Two articles in Health Canal, an online health blog of recent scientific publications, prompt me to comment as this issue is rapidly coming to the forefront of the obesity crisis. The first identifies functions within the brains of obese people (and for the the sake of discussion, most likely includes those who are very overweight but not quite, by BMI standards, obese) that demonstrate disruptive signaling when it comes to reward. Reward systems are identified as areas of the brain that ignite with activity when exposed to pleasures, usually addictive substances or behaviors.
It seems that this system is distorted in obese people to where “the existence of differences in the way intake is reinforced implies that the system that regulates eating behavior is also different”, affirms María Ángeles Jurado, one of the authors. In other words, as might be expected, there is a brain drive to eat more because it does not sense satisfaction from ‘enough’.
Vulnerabilities of the brain reward system identified in obese people
In this other study, we learn that “In the absence of food, neurons that normally control appetite initiate complex, repetitive behaviors seen in obsessive-compulsive disorder (OCD), and anorexia nervosa, according to a new study by Yale School of Medicine researchers.”
The implication of this, despite being tested in mice, is that the brain is capable of initiating such behaviors that, in some people, may manifest as neurotic, and that neurotic behaviors can signal dangerous dietary patterns. In effect, these patterns could lead to either obsessive-compulsive eating or not eating (anorexia.)

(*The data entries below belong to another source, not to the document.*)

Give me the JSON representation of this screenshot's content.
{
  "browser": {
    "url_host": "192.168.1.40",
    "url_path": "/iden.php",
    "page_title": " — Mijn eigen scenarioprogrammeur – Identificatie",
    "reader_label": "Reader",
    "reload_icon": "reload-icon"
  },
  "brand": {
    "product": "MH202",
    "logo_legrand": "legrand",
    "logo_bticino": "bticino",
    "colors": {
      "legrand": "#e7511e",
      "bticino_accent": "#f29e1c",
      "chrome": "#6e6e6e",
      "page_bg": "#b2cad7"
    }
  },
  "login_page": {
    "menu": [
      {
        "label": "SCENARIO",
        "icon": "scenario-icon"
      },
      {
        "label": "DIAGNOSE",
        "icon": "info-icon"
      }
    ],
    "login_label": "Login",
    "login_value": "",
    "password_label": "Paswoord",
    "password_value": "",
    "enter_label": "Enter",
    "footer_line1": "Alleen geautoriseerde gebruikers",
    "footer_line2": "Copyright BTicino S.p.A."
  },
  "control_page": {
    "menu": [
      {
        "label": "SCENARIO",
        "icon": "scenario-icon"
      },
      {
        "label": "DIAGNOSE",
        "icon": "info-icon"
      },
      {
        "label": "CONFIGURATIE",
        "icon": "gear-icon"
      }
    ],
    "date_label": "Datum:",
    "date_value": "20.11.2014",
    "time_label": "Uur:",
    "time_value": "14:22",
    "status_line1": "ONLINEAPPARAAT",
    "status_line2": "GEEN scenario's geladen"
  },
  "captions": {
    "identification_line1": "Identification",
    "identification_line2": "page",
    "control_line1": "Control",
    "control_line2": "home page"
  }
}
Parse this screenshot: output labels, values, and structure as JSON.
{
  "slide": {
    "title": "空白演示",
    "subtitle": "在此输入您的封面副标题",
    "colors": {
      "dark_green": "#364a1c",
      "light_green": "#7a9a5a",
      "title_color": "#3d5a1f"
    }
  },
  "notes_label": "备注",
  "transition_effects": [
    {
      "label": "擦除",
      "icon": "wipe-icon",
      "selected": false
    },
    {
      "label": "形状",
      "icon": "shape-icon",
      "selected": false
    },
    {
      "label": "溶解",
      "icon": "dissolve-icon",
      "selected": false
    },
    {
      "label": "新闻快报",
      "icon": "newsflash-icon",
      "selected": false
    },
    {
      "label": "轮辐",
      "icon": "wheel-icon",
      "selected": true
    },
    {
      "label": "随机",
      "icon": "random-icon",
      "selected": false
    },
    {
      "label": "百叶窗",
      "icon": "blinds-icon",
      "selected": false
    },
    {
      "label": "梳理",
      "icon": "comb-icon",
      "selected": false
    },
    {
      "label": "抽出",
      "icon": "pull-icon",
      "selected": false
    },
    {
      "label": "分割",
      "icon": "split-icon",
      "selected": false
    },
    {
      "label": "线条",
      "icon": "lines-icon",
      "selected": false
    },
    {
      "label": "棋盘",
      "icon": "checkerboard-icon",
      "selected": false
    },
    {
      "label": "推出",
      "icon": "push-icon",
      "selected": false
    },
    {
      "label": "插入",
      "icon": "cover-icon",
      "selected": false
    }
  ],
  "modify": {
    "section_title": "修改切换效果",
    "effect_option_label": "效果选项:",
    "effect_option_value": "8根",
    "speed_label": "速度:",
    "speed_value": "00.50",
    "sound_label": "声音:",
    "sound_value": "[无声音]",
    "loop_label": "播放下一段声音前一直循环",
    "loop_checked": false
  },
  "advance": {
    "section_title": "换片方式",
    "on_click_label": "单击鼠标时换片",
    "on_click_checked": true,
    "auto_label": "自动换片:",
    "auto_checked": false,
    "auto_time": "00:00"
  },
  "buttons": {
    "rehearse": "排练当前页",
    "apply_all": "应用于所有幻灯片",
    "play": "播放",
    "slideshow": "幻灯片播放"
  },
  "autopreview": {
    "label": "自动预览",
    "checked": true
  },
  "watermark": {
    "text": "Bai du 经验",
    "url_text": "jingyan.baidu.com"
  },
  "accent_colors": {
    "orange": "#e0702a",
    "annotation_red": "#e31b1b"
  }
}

Multitasking hunger neurons also control compulsive behaviors
Regardless of the actual value of these two articles, when it comes to the obesity issue, it is incumbent on therapists, trainers and those dealing with it directly to understand that, regardless of cause, once people have developed an unhealthy relationship with food, the brain can take over and reduce one’s autonomous control over those patterns.
That means, putting people on diets is a statistically and maybe even clinically useless endeavor until or unless a sufficient support system is put in place to keep a person from falling prey to the dependencies of the brain itself. In other words, both therapy of some sort plus regular, not simply hourly with a trainer, physical activity are essential to get long-term, consistent and viable weight loss for the overweight and obese.